Рав Горовиц приехал в Мюнхен из Австрии, третьего дня.
В вагоне пригородного поезда, идущего в Дахау, Аарон смотрел на заснеженные поля. Ханука начиналась на следующей неделе. Впервые, за двадцать восемь лет, Аарон отмечал праздник один, без общины, и семьи. В Братиславе он в синагогу не пошел. Вместо этого, посетив парикмахерскую, он сбрил бороду. Заглянув в немецкое консульство, месье Мальро объяснил, что хочет провести Рождество в Австрии. Германия привечала туристов. Чиновник поставил визу за пять минут: «Вена и Зальцбург удивительно красивы зимой, герр Мальро».
В столице Австрии, вернее, рейхсгау Остмарк, рав Горовиц оказался за два часа до начала шабата. В номере скромного пансиона, у вокзала Вестбанхоф, Аарон зажег свечи. На исходе шабата он уезжал, в Зальцбург, а оттуда, в Мюнхен. Тору сюда брать было нельзя. Аарон сидел при свечах, вспоминая недельную главу. Вокзал украшали нацистские флаги, в репродукторе гремел «Хорст Вессель». Над стойкой портье, в пансионе, красовался портрет Гитлера.

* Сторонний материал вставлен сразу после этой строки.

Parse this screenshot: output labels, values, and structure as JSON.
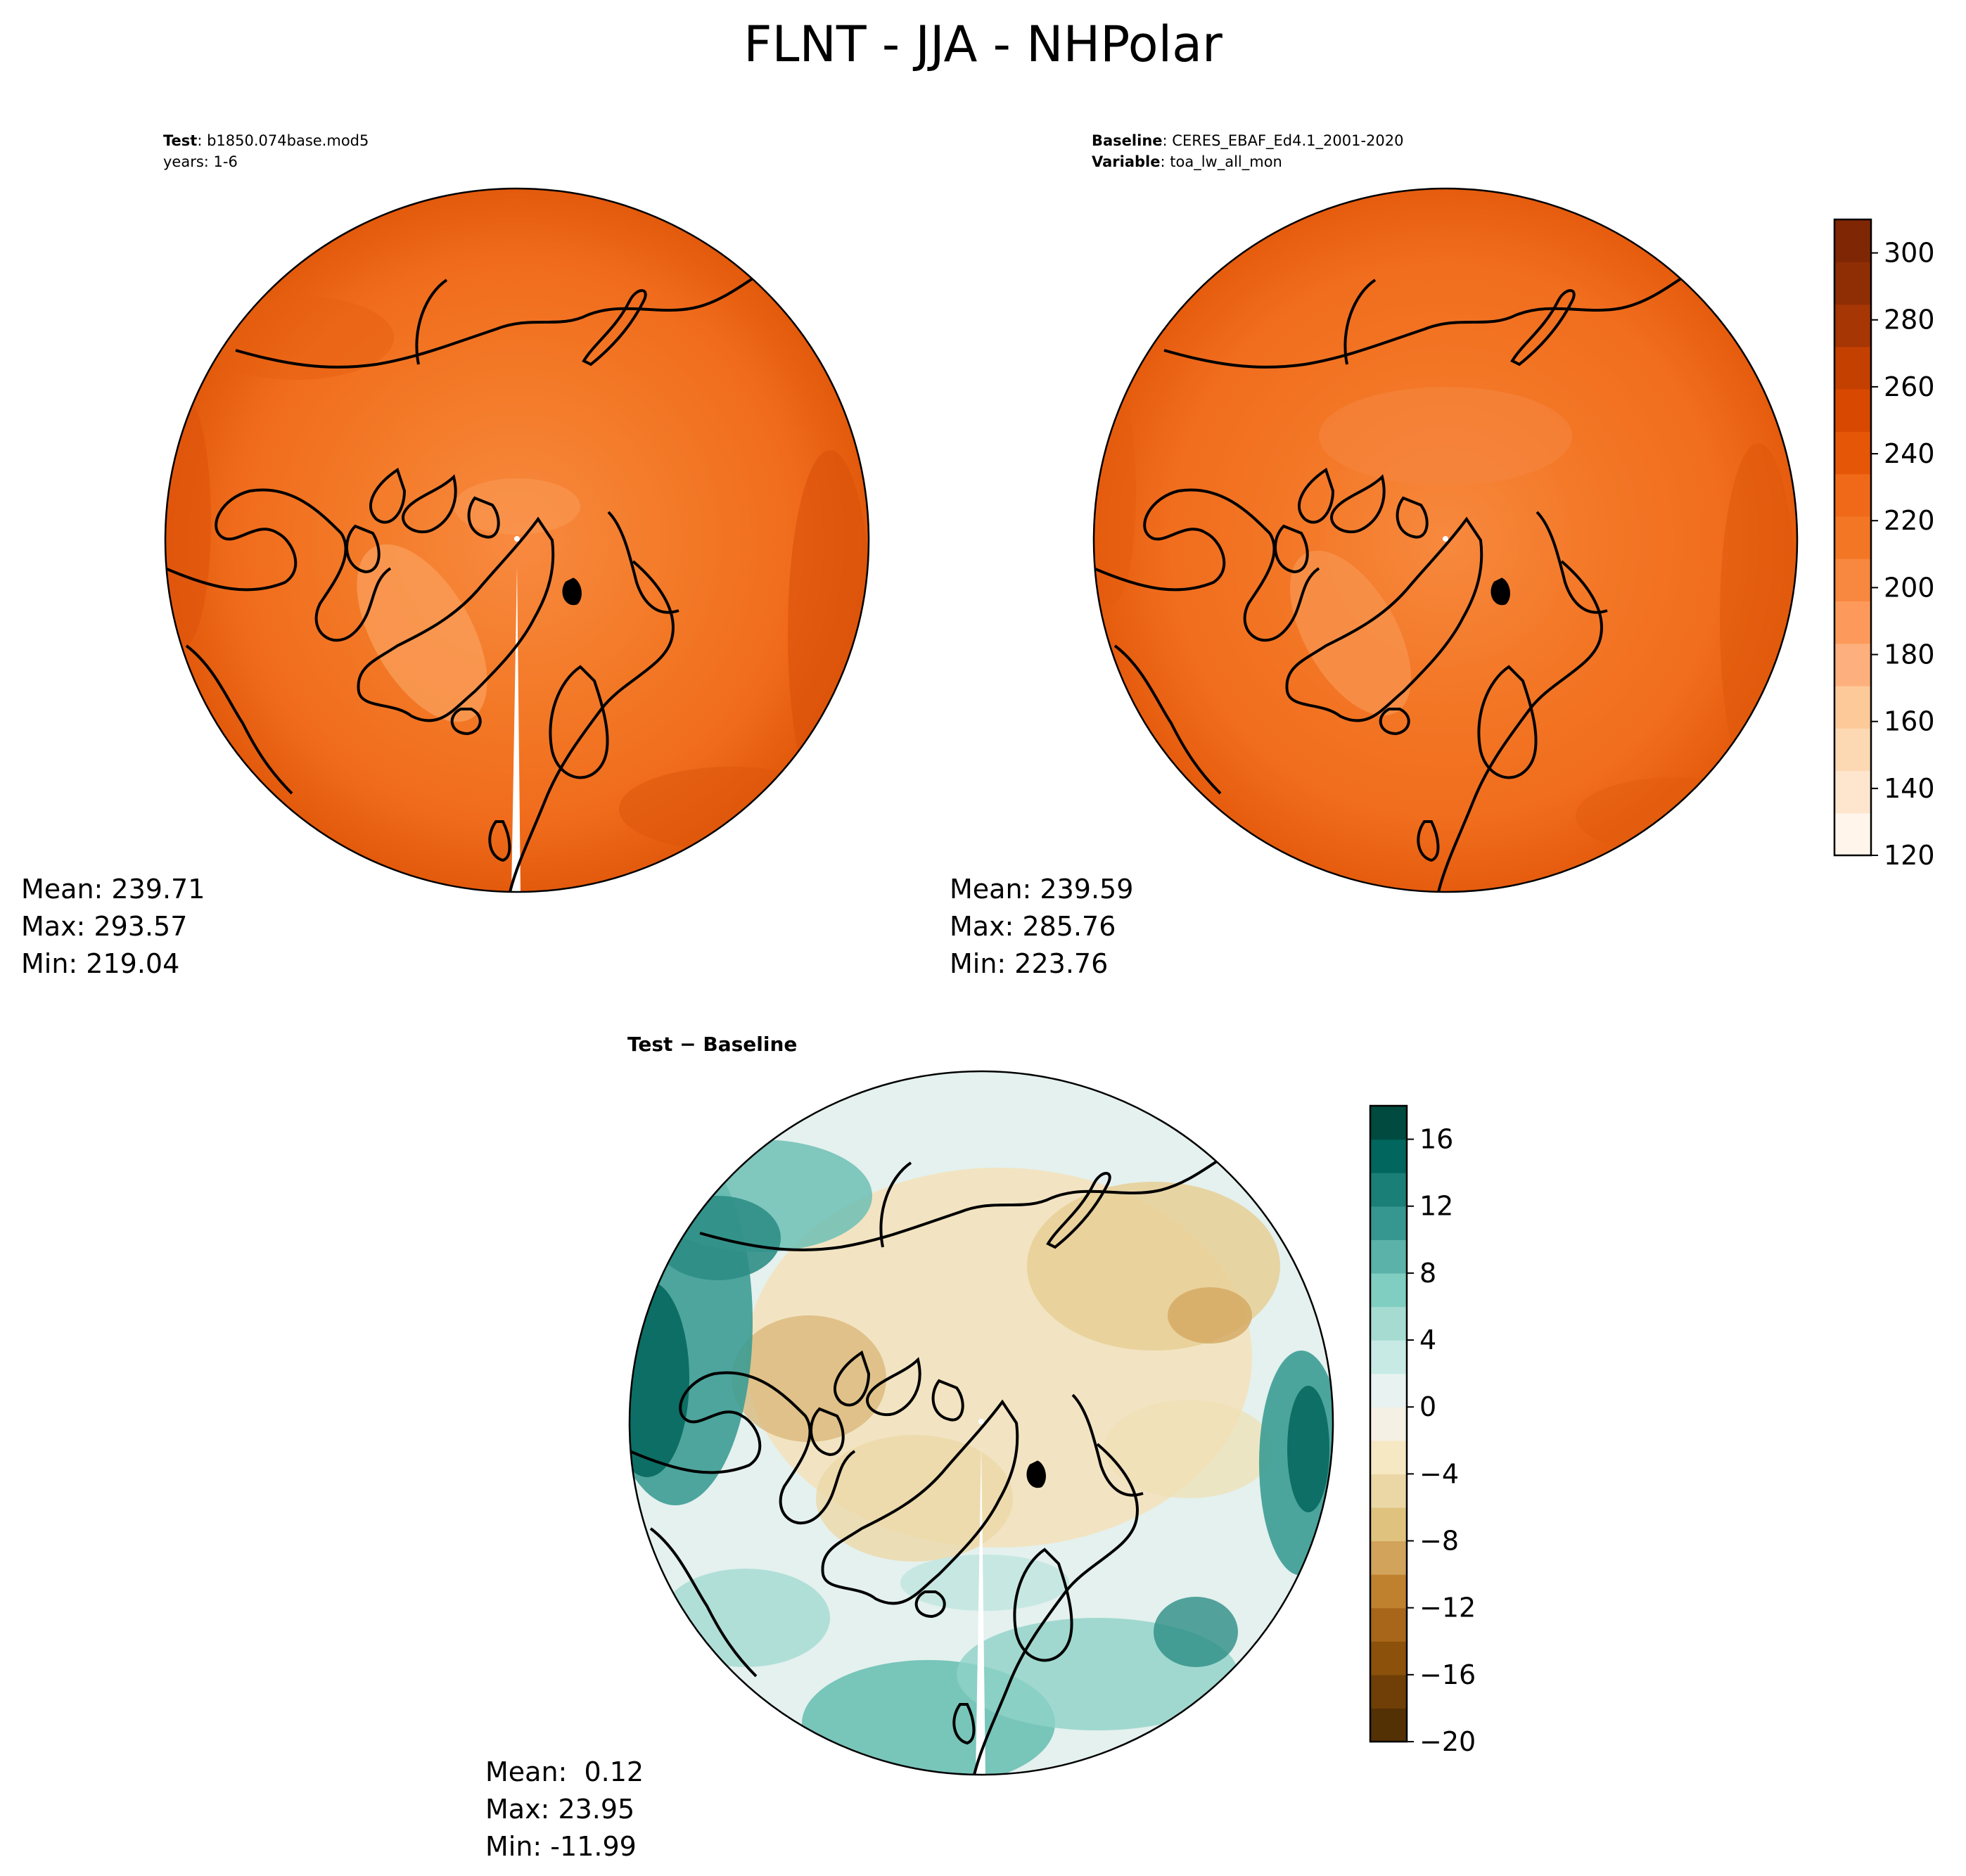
{
  "figure": {
    "title": "FLNT - JJA - NHPolar"
  },
  "panels": [
    {
      "id": "test",
      "header": [
        {
          "key": "Test",
          "value": "b1850.074base.mod5"
        },
        {
          "key": "",
          "value": "years: 1-6"
        }
      ],
      "stats": {
        "mean": "Mean: 239.71",
        "max": "Max: 293.57",
        "min": "Min: 219.04"
      },
      "colormap": "Oranges"
    },
    {
      "id": "baseline",
      "header": [
        {
          "key": "Baseline",
          "value": "CERES_EBAF_Ed4.1_2001-2020"
        },
        {
          "key": "Variable",
          "value": "toa_lw_all_mon"
        }
      ],
      "stats": {
        "mean": "Mean: 239.59",
        "max": "Max: 285.76",
        "min": "Min: 223.76"
      },
      "colormap": "Oranges"
    },
    {
      "id": "difference",
      "title": "Test − Baseline",
      "stats": {
        "mean": "Mean:  0.12",
        "max": "Max: 23.95",
        "min": "Min: -11.99"
      },
      "colormap": "BrBG"
    }
  ],
  "colorbars": {
    "main": {
      "range": [
        120,
        310
      ],
      "ticks": [
        "120",
        "140",
        "160",
        "180",
        "200",
        "220",
        "240",
        "260",
        "280",
        "300"
      ],
      "colors": [
        "#fff5eb",
        "#fee6ce",
        "#fdd9b3",
        "#fdc998",
        "#fdb07d",
        "#fd9a5b",
        "#f88740",
        "#f37624",
        "#f06918",
        "#e65607",
        "#d94801",
        "#c44001",
        "#a63603",
        "#8f2e04",
        "#7f2704"
      ]
    },
    "diff": {
      "range": [
        -20,
        18
      ],
      "ticks": [
        "−20",
        "−16",
        "−12",
        "−8",
        "−4",
        "0",
        "4",
        "8",
        "12",
        "16"
      ],
      "colors": [
        "#543005",
        "#6f3f07",
        "#8c510a",
        "#a8661a",
        "#bf812d",
        "#d2a35a",
        "#dfc27d",
        "#ebd7a6",
        "#f6e8c3",
        "#f5f0e4",
        "#e8f3f1",
        "#c7eae5",
        "#a6dbd1",
        "#80cdc1",
        "#5ab2a8",
        "#35978f",
        "#1a7f77",
        "#01665e",
        "#004a40"
      ]
    }
  },
  "map_colors": {
    "coast": "#000000",
    "test_base": "#f07020",
    "baseline_base": "#f27322"
  }
}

Всю субботу он гулял по городу, пешком. Здание городской синагоги было закрыто, двери заколочены. Синагогу строили в царствование императора Иосифа Второго, в начале прошлого века. Согласно указу монарха, только католические церкви могли возводиться отдельно от других домов, с украшенными фасадами. Синагога не отличалась от особняков по соседству. Аарон засунул руки в карманы пальто:
– Они не тронули синагогу только из-за опасности пожара. Если бы они подожгли здание, огонь бы мог перекинуться на другие дома. Все более поздние синагоги они разрушили… – обгоревшие развалины затянули холстом со свастиками. Рав Горовиц не имел права искать евреев, ни здесь, ни в Зальцбурге, ни в Мюнхене. Он стоял, ежась под зимним, острым ветерком, напротив забитых досками дверей синагоги. Хозяин кондитерской, на углу, прислонился к косяку двери, покуривая сигарету, внимательно смотря на Аарона. Развернувшись, рав Горовиц пошел дальше.
В Зальцбурге, на Лассерштрассе, от городской синагоги остались только руины. Аарон провел в городе три часа, ожидая поезда в Германию. В привокзальном кафе бюст Моцарта драпировали нацистские флаги. Наверху красовался плакат: «Зальцбург, родина истинно арийского композитора». Он взял чашку черного кофе и бутерброд с сыром. Аарон, обычно, избегал нееврейских ресторанов. Он горько напомнил себе, что кошерные заведения в Германии можно было пересчитать по пальцам.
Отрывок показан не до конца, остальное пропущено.